The first edition of A New Science of Life created a furor when it appeared, provoking the outrage of the old-guard scientific community and the approbation of the new. The British journal Nature called it "the best candidate for burning there has been for many years." A lively debate ensued, as researchers devised experiments testing Sheldrake's hypothesis, including some involving millions of people through the medium of television. These developments are recorded in this revised and expanded edition of New Science of Life: The Hypothesis of Morphic Resonance

Sheldrake explains how past forms and behaviors of organisms determine those of similar organisms in the present through morphic resonance. The Hypothesis of Formative Causation proposes that the forms of self-organizing systems are arranged and fashioned by "Morphic fields." He proposes that the process of morphic resonance leads to stable morphic fields, which are significantly easier to tune into. He suggests that this is the means by which simpler organic forms synergetically self-organize into more complex ones, and that this model allows a different explanation for the process of evolution itself, as an addition to Darwin's evolutionary processes of selection and variation.

There is a fine line between moderation and censorship. At TED.COM (Technology, Entertainment and Design) on January 13, 2013, Rupert Sheldrake gave a talk in which he suggests that the modern scientific worldview has become associated with ten dogmas, and makes the case that none of them hold up to scrutiny. According to him, these dogmas — including, for example, that nature is mechanical and purposeless, that the laws and constants of nature are fixed, and that psychic phenomena like telepathy are impossible — are holding back the pursuit of knowledge.

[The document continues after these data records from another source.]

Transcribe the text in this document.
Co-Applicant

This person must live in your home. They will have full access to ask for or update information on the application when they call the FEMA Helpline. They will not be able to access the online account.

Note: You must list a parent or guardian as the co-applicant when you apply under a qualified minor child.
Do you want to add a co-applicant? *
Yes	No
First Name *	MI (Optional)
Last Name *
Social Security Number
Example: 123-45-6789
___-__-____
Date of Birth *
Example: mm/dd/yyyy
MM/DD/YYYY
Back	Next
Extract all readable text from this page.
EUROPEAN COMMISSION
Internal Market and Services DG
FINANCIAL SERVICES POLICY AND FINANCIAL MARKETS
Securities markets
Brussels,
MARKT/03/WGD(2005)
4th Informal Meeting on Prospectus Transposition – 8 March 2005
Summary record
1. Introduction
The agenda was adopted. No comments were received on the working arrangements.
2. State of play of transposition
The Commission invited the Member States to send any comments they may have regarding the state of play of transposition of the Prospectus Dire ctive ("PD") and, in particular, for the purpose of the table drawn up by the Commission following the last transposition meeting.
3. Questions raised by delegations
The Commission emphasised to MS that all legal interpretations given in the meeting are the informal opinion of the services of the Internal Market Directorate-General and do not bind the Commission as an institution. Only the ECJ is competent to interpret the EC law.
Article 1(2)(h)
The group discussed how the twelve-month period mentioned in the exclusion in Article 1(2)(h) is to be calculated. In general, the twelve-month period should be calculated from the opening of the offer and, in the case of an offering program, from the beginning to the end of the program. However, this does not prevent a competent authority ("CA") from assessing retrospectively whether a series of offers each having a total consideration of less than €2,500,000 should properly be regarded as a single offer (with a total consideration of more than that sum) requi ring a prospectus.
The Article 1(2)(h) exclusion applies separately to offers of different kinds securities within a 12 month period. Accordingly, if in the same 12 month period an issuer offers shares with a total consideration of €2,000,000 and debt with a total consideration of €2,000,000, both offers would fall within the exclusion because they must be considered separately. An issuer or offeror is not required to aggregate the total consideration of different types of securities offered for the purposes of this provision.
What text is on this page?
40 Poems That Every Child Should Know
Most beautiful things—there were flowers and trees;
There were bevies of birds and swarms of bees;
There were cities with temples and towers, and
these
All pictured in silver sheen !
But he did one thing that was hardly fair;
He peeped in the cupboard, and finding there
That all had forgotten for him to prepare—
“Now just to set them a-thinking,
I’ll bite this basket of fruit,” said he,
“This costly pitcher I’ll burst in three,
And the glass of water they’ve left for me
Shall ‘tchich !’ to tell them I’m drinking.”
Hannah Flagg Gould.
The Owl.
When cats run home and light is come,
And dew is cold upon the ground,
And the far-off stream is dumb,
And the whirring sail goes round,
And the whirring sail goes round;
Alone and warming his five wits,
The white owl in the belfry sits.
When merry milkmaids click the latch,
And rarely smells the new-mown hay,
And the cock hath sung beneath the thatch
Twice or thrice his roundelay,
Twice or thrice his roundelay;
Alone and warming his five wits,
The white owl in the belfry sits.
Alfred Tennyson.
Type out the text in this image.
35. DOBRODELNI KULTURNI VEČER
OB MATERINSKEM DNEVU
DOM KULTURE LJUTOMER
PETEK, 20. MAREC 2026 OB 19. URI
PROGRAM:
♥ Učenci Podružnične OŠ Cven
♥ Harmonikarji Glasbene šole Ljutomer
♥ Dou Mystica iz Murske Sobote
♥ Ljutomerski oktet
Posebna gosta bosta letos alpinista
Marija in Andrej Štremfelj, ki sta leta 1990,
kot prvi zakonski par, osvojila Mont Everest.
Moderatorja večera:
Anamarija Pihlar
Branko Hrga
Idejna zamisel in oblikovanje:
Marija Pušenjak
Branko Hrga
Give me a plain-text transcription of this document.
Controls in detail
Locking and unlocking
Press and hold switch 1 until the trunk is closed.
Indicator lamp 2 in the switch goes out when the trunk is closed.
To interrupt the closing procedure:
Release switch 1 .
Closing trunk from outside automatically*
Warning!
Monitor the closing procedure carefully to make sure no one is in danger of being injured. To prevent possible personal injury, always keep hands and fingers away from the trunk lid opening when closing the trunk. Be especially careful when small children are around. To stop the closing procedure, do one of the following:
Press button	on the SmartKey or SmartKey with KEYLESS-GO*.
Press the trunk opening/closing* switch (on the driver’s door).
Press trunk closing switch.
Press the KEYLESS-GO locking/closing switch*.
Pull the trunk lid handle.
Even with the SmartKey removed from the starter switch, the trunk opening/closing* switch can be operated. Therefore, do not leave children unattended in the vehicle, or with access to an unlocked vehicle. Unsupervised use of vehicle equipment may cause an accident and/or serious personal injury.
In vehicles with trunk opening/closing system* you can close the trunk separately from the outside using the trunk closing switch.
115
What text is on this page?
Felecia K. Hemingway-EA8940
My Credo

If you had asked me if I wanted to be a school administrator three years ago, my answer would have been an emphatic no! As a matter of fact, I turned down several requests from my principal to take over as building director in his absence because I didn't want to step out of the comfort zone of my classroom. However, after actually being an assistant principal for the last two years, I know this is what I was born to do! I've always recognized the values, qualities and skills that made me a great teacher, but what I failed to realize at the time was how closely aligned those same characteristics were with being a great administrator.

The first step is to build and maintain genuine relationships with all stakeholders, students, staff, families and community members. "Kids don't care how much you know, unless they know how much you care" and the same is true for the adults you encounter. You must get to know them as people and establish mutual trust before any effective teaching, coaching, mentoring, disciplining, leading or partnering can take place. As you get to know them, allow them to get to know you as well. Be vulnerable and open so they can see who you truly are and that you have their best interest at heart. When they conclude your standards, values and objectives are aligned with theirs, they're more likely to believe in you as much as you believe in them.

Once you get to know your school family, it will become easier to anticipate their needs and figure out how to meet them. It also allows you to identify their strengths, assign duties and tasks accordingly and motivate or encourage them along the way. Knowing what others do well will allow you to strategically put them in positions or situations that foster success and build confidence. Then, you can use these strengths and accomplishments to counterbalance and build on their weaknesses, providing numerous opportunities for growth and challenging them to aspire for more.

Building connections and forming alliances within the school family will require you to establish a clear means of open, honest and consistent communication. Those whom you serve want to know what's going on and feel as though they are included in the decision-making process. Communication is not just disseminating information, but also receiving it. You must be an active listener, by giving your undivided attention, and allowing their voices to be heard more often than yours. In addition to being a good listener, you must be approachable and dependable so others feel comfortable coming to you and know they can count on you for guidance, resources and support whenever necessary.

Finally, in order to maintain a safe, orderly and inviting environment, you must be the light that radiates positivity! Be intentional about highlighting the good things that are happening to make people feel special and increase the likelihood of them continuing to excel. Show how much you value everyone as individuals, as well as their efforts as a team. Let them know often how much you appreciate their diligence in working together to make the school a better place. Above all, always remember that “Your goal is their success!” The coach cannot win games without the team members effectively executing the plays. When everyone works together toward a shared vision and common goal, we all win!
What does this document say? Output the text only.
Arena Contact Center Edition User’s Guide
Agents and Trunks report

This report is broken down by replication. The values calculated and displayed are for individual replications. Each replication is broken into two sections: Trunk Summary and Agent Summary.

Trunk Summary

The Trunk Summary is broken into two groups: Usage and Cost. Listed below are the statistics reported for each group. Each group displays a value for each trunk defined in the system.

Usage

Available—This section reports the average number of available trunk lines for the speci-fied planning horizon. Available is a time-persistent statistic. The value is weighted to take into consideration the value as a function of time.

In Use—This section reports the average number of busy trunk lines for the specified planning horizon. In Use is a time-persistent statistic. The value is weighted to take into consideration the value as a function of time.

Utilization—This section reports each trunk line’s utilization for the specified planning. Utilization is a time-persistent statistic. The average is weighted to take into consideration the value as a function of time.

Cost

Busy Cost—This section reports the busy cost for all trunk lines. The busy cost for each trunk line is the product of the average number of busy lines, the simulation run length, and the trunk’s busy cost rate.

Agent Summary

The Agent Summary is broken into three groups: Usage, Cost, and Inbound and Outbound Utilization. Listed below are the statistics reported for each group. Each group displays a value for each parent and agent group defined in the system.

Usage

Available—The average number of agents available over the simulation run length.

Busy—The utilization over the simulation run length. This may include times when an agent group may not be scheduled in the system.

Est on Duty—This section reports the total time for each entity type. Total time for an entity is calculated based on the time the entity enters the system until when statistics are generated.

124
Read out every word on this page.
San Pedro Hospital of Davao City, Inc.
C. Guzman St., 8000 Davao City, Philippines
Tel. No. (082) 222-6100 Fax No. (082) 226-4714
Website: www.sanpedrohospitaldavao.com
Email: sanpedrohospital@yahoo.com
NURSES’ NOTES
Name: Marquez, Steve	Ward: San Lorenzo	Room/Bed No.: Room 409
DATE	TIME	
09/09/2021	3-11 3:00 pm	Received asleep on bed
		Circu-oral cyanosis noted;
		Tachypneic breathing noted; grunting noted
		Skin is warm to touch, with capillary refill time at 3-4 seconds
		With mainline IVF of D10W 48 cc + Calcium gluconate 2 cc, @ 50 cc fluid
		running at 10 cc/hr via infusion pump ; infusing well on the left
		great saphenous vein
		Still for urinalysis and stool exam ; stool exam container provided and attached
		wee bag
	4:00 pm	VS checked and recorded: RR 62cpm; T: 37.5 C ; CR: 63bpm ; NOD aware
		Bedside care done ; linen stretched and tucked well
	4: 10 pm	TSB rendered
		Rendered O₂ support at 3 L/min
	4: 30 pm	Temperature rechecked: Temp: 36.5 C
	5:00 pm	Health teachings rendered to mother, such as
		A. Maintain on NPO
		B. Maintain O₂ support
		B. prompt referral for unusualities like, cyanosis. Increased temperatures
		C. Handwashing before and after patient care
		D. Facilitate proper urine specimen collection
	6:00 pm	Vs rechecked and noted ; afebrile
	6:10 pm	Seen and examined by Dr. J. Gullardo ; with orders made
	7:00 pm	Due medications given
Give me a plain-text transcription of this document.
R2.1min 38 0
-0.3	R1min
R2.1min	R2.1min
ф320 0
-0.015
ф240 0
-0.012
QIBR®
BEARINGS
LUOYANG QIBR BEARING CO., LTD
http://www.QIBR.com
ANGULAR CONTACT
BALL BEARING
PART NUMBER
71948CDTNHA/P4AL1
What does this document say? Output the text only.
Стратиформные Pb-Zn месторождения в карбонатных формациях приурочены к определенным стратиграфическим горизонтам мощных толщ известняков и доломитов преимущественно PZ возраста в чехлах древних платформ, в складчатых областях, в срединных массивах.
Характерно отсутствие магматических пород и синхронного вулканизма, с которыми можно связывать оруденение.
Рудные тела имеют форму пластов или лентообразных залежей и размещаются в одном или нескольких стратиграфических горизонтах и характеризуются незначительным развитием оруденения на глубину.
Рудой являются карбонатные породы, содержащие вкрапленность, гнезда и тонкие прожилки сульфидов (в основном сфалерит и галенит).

TED’s scientific advisers have questioned whether his list is a fair description of scientific assumptions, and TED administrators have publicaly aligned themselves with the old paradigm of materialism, which has dominated science since the late nineteenth century. TED have decided to censor Rupert Sheldrake and remove this video from the TEDx YouTube channel. This has caused some controversy and should make Sheldrake all the more interesting.